My father quickly moved to stand in front of me, a corporal shield from Ciaran’s hungry eyes.
“Edmyn and our other loyal subjects deserve their day in the sun too,” Ciaran persisted. “Amira agrees that there is more to the Night Court than a history of blood and violence. And I think if others conceded, your magic might heal ours over time. In return for the respect and privilege that we deserve, we will maintain a strong peace between our courts. The shadow beasts will mind their manners, and we will return to you your stolen people. But a word of warning,” he advised. “This portal will close, and another can and will open in any realm of my choosing. And the attacks that will ensue will leave your people begging at the foot of our hills, praying to the darkness for mercy. We will give you three days to decide.”
“There will never be a day that this court, or any other, will beg at your doorstep,” growled my father. “You and your kind are an unkillable parasite, and the very thought that you think your demonic progeny have some sort of claim to the men and women of this realm or our highest leadership makes it clear that the same disease that has taken hold of your magic and your bodies has also taken hold of your minds. I’m sorry, Amira”—he gazed woefully at his daughter—“but you are forsaken.”
There was a rush of wind, and the fire pillars that framed that side of the room fell over to intersect and create a cross of fire, blocking Ciaran and his entourage from everything else in the room. I fell to the ground as water from the moat and an even more violent wind ran over me rampantly, pelting the dark fae with such force that their cloaks tore and their faces contorted with pressure that was otherworldly. Face-down on the dais, I could still see the faces of my parents seriously engaged with a rush of magic that no normal faerie could ever accommodate. So much magic. Lorspire moved to put his hand on Betta, gifting her whatever power he had left, and then his eyes went full white before he fell lifeless to the ground. Over near the portal, Ciaran was using some sort of his own magic to stay rooted in his spot, but the winds overpowered Amira, and she went flying violently back through the portal and back into the Shadowlands.
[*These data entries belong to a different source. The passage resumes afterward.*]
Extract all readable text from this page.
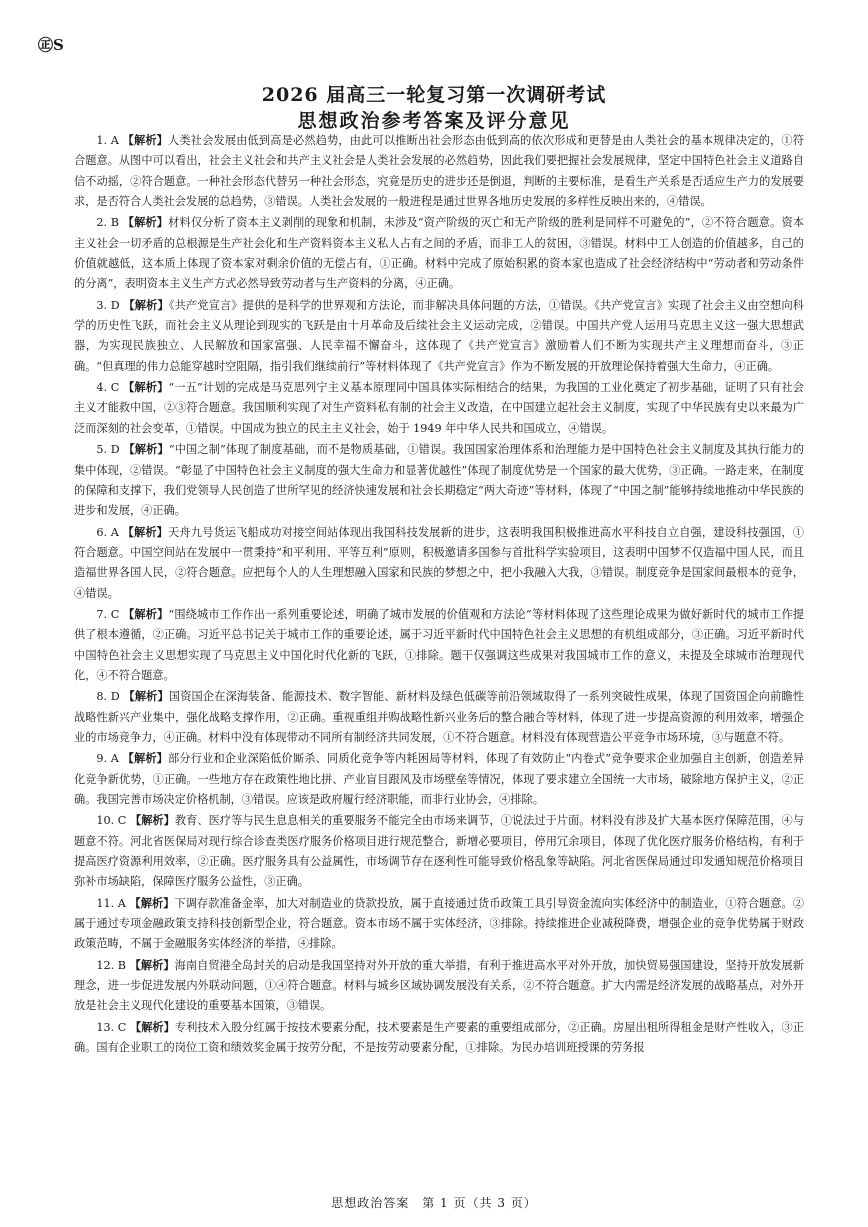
㊣S
2026 届高三一轮复习第一次调研考试
思想政治参考答案及评分意见

1. A 【解析】人类社会发展由低到高是必然趋势，由此可以推断出社会形态由低到高的依次形成和更替是由人类社会的基本规律决定的，①符合题意。从图中可以看出，社会主义社会和共产主义社会是人类社会发展的必然趋势，因此我们要把握社会发展规律，坚定中国特色社会主义道路自信不动摇，②符合题意。一种社会形态代替另一种社会形态，究竟是历史的进步还是倒退，判断的主要标准，是看生产关系是否适应生产力的发展要求，是否符合人类社会发展的总趋势，③错误。人类社会发展的一般进程是通过世界各地历史发展的多样性反映出来的，④错误。

2. B 【解析】材料仅分析了资本主义剥削的现象和机制，未涉及“资产阶级的灭亡和无产阶级的胜利是同样不可避免的”，②不符合题意。资本主义社会一切矛盾的总根源是生产社会化和生产资料资本主义私人占有之间的矛盾，而非工人的贫困，③错误。材料中工人创造的价值越多，自己的价值就越低，这本质上体现了资本家对剩余价值的无偿占有，①正确。材料中完成了原始积累的资本家也造成了社会经济结构中“劳动者和劳动条件的分离”，表明资本主义生产方式必然导致劳动者与生产资料的分离，④正确。

3. D 【解析】《共产党宣言》提供的是科学的世界观和方法论，而非解决具体问题的方法，①错误。《共产党宣言》实现了社会主义由空想向科学的历史性飞跃，而社会主义从理论到现实的飞跃是由十月革命及后续社会主义运动完成，②错误。中国共产党人运用马克思主义这一强大思想武器，为实现民族独立、人民解放和国家富强、人民幸福不懈奋斗，这体现了《共产党宣言》激励着人们不断为实现共产主义理想而奋斗，③正确。“但真理的伟力总能穿越时空阻隔，指引我们继续前行”等材料体现了《共产党宣言》作为不断发展的开放理论保持着强大生命力，④正确。

4. C 【解析】“一五”计划的完成是马克思列宁主义基本原理同中国具体实际相结合的结果，为我国的工业化奠定了初步基础，证明了只有社会主义才能救中国，②③符合题意。我国顺利实现了对生产资料私有制的社会主义改造，在中国建立起社会主义制度，实现了中华民族有史以来最为广泛而深刻的社会变革，①错误。中国成为独立的民主主义社会，始于 1949 年中华人民共和国成立，④错误。

5. D 【解析】“中国之制”体现了制度基础，而不是物质基础，①错误。我国国家治理体系和治理能力是中国特色社会主义制度及其执行能力的集中体现，②错误。“彰显了中国特色社会主义制度的强大生命力和显著优越性”体现了制度优势是一个国家的最大优势，③正确。一路走来，在制度的保障和支撑下，我们党领导人民创造了世所罕见的经济快速发展和社会长期稳定“两大奇迹”等材料，体现了“中国之制”能够持续地推动中华民族的进步和发展，④正确。

6. A 【解析】天舟九号货运飞船成功对接空间站体现出我国科技发展新的进步，这表明我国积极推进高水平科技自立自强，建设科技强国，①符合题意。中国空间站在发展中一贯秉持“和平利用、平等互利”原则，积极邀请多国参与首批科学实验项目，这表明中国梦不仅造福中国人民，而且造福世界各国人民，②符合题意。应把每个人的人生理想融入国家和民族的梦想之中，把小我融入大我，③错误。制度竞争是国家间最根本的竞争，④错误。

7. C 【解析】“围绕城市工作作出一系列重要论述，明确了城市发展的价值观和方法论”等材料体现了这些理论成果为做好新时代的城市工作提供了根本遵循，②正确。习近平总书记关于城市工作的重要论述，属于习近平新时代中国特色社会主义思想的有机组成部分，③正确。习近平新时代中国特色社会主义思想实现了马克思主义中国化时代化新的飞跃，①排除。题干仅强调这些成果对我国城市工作的意义，未提及全球城市治理现代化，④不符合题意。

8. D 【解析】国资国企在深海装备、能源技术、数字智能、新材料及绿色低碳等前沿领域取得了一系列突破性成果，体现了国资国企向前瞻性战略性新兴产业集中，强化战略支撑作用，②正确。重视重组并购战略性新兴业务后的整合融合等材料，体现了进一步提高资源的利用效率，增强企业的市场竞争力，④正确。材料中没有体现带动不同所有制经济共同发展，①不符合题意。材料没有体现营造公平竞争市场环境，③与题意不符。

9. A 【解析】部分行业和企业深陷低价厮杀、同质化竞争等内耗困局等材料，体现了有效防止“内卷式”竞争要求企业加强自主创新，创造差异化竞争新优势，①正确。一些地方存在政策性地比拼、产业盲目跟风及市场壁垒等情况，体现了要求建立全国统一大市场，破除地方保护主义，②正确。我国完善市场决定价格机制，③错误。应该是政府履行经济职能，而非行业协会，④排除。

10. C 【解析】教育、医疗等与民生息息相关的重要服务不能完全由市场来调节，①说法过于片面。材料没有涉及扩大基本医疗保障范围，④与题意不符。河北省医保局对现行综合诊查类医疗服务价格项目进行规范整合，新增必要项目，停用冗余项目，体现了优化医疗服务价格结构，有利于提高医疗资源利用效率，②正确。医疗服务具有公益属性，市场调节存在逐利性可能导致价格乱象等缺陷。河北省医保局通过印发通知规范价格项目弥补市场缺陷，保障医疗服务公益性，③正确。

11. A 【解析】下调存款准备金率，加大对制造业的贷款投放，属于直接通过货币政策工具引导资金流向实体经济中的制造业，①符合题意。②属于通过专项金融政策支持科技创新型企业，符合题意。资本市场不属于实体经济，③排除。持续推进企业减税降费，增强企业的竞争优势属于财政政策范畴，不属于金融服务实体经济的举措，④排除。

12. B 【解析】海南自贸港全岛封关的启动是我国坚持对外开放的重大举措，有利于推进高水平对外开放，加快贸易强国建设，坚持开放发展新理念，进一步促进发展内外联动问题，①④符合题意。材料与城乡区域协调发展没有关系，②不符合题意。扩大内需是经济发展的战略基点，对外开放是社会主义现代化建设的重要基本国策，③错误。

13. C 【解析】专利技术入股分红属于按技术要素分配，技术要素是生产要素的重要组成部分，②正确。房屋出租所得租金是财产性收入，③正确。国有企业职工的岗位工资和绩效奖金属于按劳分配，不是按劳动要素分配，①排除。为民办培训班授课的劳务报

思想政治答案　第 1 页（共 3 页）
“No!” I shouted. Brilan was the next to go limp and fall. Even through the howling winds, I could hear Dru’s screams as the entire court watched her lose her father. I cranked my neck to look back at the portal. The guards were gone, forced back to their court. Edmyn was also holding firm but seemed indifferent to either side’s gross show of power and simply turned to exit through the portal of his own accord.
Ciaran grimaced against the force of the remaining Shaedes; perhaps it had been his plan all along to drain them. His boots started skirting backward, and he was losing ground at an excruciatingly slow pace, but he was still losing nonetheless. He raised a hand against the winds, trying to cast something dark, but then it all happened simultaneously. I felt an enormous blast of magic go soaring over my head. Ciaran used his magic to fling Meridee into his arms. He disappeared into the portal with her as the magic slammed him into submission, and the portal disintegrated just as the final three High Shaedes dropped dead on the dais.